Commerce’s usual practice when a self-generated byproduct is internally reused is to grant an exporter a “byproduct offset” against its normal value calculation, but East Asia Aluminum didn’t request one because its scrap “was continuously reintroduced into production rather than having distinguishable quantity and value as a byproduct,” the exporter claimed. This was verified by Commerce, it said.

“The self-generated scrap was internally reused in the same forging and melting workshop and not recorded as either an input or output by that workshop,” it said.

But the investigation’s petitioners -- U.S. Aluminum Extruders Coalition and the United Steel, Paper and Forestry, Rubber, Manufacturing, Energy, Allied Industrial and Service Workers International Union -- filed an administrative case brief to the department arguing that East Asia Aluminum “improperly granted itself a byproduct offset.”

In its final determination, Commerce agreed with the petitioners and used facts available, although without an adverse inference, “to calculate the quantity of scrap East Asia Aluminum should have produced” and assign that quantity a surrogate value, the exporter said. The department then refused to grant East Asia Aluminum “a byproduct offset that would have prevented double-counting” material costs, it said.

The petitioners also pushed, ultimately successfully, for new surrogate values for inputs including Al-Cu alloy, chrome and deslagging agent.

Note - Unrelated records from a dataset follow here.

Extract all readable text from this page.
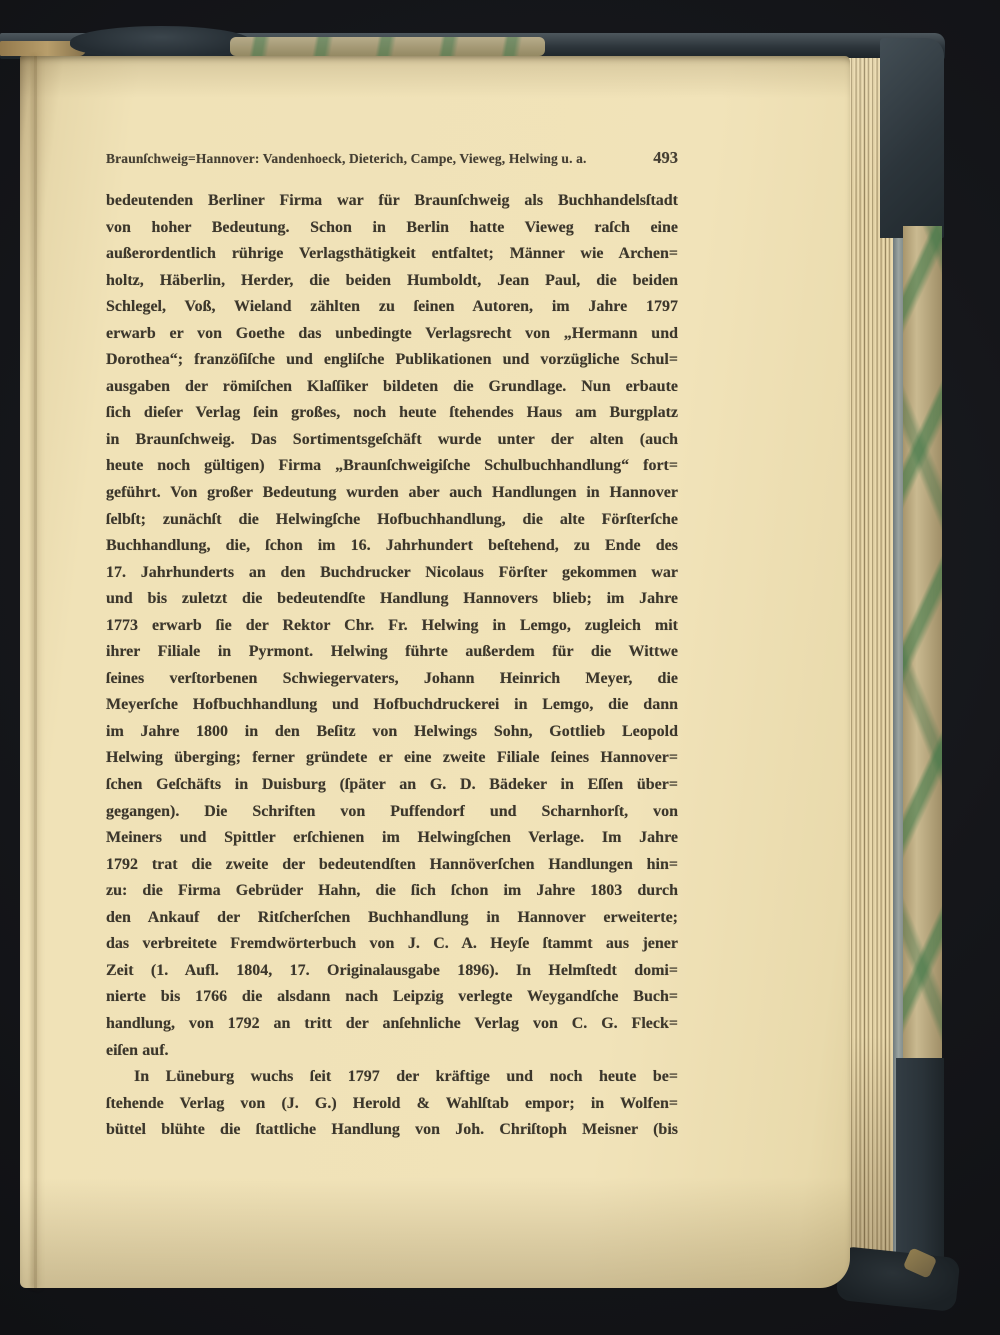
Braunſchweig=Hannover: Vandenhoeck, Dieterich, Campe, Vieweg, Helwing u. a.	493
bedeutenden Berliner Firma war für Braunſchweig als Buchhandelsſtadt
von hoher Bedeutung. Schon in Berlin hatte Vieweg raſch eine
außerordentlich rührige Verlagsthätigkeit entfaltet; Männer wie Archen=
holtz, Häberlin, Herder, die beiden Humboldt, Jean Paul, die beiden
Schlegel, Voß, Wieland zählten zu ſeinen Autoren, im Jahre 1797
erwarb er von Goethe das unbedingte Verlagsrecht von „Hermann und
Dorothea“; franzöſiſche und engliſche Publikationen und vorzügliche Schul=
ausgaben der römiſchen Klaſſiker bildeten die Grundlage. Nun erbaute
ſich dieſer Verlag ſein großes, noch heute ſtehendes Haus am Burgplatz
in Braunſchweig. Das Sortimentsgeſchäft wurde unter der alten (auch
heute noch gültigen) Firma „Braunſchweigiſche Schulbuchhandlung“ fort=
geführt. Von großer Bedeutung wurden aber auch Handlungen in Hannover
ſelbſt; zunächſt die Helwingſche Hofbuchhandlung, die alte Förſterſche
Buchhandlung, die, ſchon im 16. Jahrhundert beſtehend, zu Ende des
17. Jahrhunderts an den Buchdrucker Nicolaus Förſter gekommen war
und bis zuletzt die bedeutendſte Handlung Hannovers blieb; im Jahre
1773 erwarb ſie der Rektor Chr. Fr. Helwing in Lemgo, zugleich mit
ihrer Filiale in Pyrmont. Helwing führte außerdem für die Wittwe
ſeines verſtorbenen Schwiegervaters, Johann Heinrich Meyer, die
Meyerſche Hofbuchhandlung und Hofbuchdruckerei in Lemgo, die dann
im Jahre 1800 in den Beſitz von Helwings Sohn, Gottlieb Leopold
Helwing überging; ferner gründete er eine zweite Filiale ſeines Hannover=
ſchen Geſchäfts in Duisburg (ſpäter an G. D. Bädeker in Eſſen über=
gegangen). Die Schriften von Puffendorf und Scharnhorſt, von
Meiners und Spittler erſchienen im Helwingſchen Verlage. Im Jahre
1792 trat die zweite der bedeutendſten Hannöverſchen Handlungen hin=
zu: die Firma Gebrüder Hahn, die ſich ſchon im Jahre 1803 durch
den Ankauf der Ritſcherſchen Buchhandlung in Hannover erweiterte;
das verbreitete Fremdwörterbuch von J. C. A. Heyſe ſtammt aus jener
Zeit (1. Aufl. 1804, 17. Originalausgabe 1896). In Helmſtedt domi=
nierte bis 1766 die alsdann nach Leipzig verlegte Weygandſche Buch=
handlung, von 1792 an tritt der anſehnliche Verlag von C. G. Fleck=
eiſen auf.
In Lüneburg wuchs ſeit 1797 der kräftige und noch heute be=
ſtehende Verlag von (J. G.) Herold & Wahlſtab empor; in Wolfen=
büttel blühte die ſtattliche Handlung von Joh. Chriſtoph Meisner (bis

The changes resulted in East Asia Aluminum’s rate rising from 14.15% to 16.02%, the exporter said. It explained that this reversed the result of an earlier critical circumstances review; “the new margin crossed Commerce’s regulatory 15 percent threshold to determine that importers ‘knew or should have known’ that an exporter’s prices were at less than fair value,” it said.

East Asia Aluminum argued in response to Commerce’s finding that the department committed a ministerial error when it conducted its critical circumstances review because it wasn’t allowed to “make methodological changes” so near the end of an investigation.